Indefinite integrals are a way to find antiderivatives of functions. When you integrate a function, you are essentially finding a function whose derivative gives you the original function. This is the reverse of differentiation. There's no need to specify bounds in an indefinite integral because it represents a family of functions, each differing by a constant. The general form for an indefinite integral is

• \( \int f(x) \, dx = F(x) + C \)
• where \( F(x) \) is the antiderivative of \( f(x) \)
• \( C \) is the constant of integration.

The goal is to find \( F(x) \) such that \( F'(x) = f(x) \). To solve an indefinite integral, use techniques like substitution or recognize standard integral forms. Remember, since the derivative of a constant is zero, any constant may appear in the solution.

The substitution method is a valuable technique to simplify integrals when direct integration isn't straightforward. It essentially replaces part of the integral with a new variable, eliminating complexity. The key steps include:

• Identify part of the integral as a function \( u(x) \), typically within a composite function.
• Express \( dx \) in terms of \( du \); commonly, you find \( du = u'(x) \, dx \).
• Transform the integral using \( u \) and \( du \), which simplifies computation.
• Integrate with respect to \( u \).
• Back-substitute \( u \) to express the result in terms of the original variable.

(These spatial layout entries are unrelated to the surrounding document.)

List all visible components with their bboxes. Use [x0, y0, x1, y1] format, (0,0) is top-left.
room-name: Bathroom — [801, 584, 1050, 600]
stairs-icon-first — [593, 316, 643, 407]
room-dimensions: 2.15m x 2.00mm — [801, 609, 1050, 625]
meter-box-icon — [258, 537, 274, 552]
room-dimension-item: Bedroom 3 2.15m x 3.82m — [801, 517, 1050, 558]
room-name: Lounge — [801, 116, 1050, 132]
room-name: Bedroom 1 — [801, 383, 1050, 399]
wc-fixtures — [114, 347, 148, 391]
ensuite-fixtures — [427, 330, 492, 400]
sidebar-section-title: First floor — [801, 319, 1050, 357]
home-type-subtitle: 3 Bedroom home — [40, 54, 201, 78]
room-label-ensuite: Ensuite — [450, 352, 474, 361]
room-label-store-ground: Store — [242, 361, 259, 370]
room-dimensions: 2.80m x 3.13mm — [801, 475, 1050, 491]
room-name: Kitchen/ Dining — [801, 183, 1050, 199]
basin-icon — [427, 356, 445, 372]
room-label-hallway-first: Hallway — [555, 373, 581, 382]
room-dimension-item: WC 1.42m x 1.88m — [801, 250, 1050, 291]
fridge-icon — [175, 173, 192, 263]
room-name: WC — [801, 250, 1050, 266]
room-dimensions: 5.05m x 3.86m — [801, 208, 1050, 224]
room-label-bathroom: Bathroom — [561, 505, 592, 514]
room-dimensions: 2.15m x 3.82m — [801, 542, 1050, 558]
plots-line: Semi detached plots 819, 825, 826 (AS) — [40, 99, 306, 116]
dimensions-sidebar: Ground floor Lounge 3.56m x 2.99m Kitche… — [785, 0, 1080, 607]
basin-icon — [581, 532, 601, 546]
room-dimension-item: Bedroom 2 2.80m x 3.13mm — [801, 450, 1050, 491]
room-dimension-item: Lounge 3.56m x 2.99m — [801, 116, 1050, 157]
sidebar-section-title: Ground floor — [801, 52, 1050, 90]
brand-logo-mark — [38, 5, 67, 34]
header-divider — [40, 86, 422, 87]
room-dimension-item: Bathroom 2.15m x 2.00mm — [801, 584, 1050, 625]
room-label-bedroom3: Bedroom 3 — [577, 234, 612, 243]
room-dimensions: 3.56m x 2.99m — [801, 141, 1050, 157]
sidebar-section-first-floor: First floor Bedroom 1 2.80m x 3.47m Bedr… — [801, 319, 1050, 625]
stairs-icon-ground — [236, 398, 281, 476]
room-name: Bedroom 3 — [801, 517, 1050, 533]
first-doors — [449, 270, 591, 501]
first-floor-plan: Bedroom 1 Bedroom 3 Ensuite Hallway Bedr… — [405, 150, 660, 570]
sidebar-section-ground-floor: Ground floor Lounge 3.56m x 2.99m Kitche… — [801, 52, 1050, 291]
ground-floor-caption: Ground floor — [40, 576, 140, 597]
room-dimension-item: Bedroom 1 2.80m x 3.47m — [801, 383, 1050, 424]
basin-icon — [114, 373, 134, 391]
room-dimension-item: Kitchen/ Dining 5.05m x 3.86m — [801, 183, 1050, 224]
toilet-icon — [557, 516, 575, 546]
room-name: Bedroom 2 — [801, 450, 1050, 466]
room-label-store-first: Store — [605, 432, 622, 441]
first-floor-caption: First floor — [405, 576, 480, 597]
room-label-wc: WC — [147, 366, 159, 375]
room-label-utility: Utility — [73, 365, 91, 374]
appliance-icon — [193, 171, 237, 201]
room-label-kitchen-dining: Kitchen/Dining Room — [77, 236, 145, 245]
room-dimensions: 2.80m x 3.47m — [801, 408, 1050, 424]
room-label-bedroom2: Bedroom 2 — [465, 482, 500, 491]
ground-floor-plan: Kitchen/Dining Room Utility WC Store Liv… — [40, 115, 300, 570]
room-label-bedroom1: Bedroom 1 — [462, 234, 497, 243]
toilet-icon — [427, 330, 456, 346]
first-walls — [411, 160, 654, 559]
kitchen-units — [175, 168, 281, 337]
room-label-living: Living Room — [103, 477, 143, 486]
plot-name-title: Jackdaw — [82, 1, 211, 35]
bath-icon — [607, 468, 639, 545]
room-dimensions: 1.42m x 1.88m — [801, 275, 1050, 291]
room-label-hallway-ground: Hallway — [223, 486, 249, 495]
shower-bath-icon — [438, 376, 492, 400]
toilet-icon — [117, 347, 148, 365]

For example, if faced with \( \int \cos(2x - 1) \, dx \), setting \( u = 2x - 1 \) simplifies the expression. Differentiating, \( du = 2 \, dx \) leads to \( dx = \frac{1}{2} \, du \). Substituting these into the integral transforms it into a simpler form, \( \frac{1}{2} \int \cos(u) \, du \), which is more straightforward to compute.

Trigonometric integrals involve integrals of trigonometric functions like sine, cosine, and tangent. These integrals can often be daunting because of their repetitive and oscillating nature but are quite manageable once familiar with certain patterns and rules.

• The integral of \( \cos(u) \) is \( \sin(u) + C \).
• The integral of \( \sin(u) \) is \( -\cos(u) + C \).
• Integrals for tangent, cotangent, secant, and cosecant have their respective antiderivative forms.

The trick to managing trigonometric integrals, particularly when substitution comes into play, involves recognizing the function type and appropriate substitution that makes the integral simpler. In our example integral \( \int \cos(2x - 1) \, dx \), after substitution, it reduces to \( \int \cos(u) \, du \), which integrates directly to \( \sin(u) + C \). Finally, replace \( u \) with \( 2x - 1 \) to return to the original variable. Learning these integral basics unravels much larger and complex problems.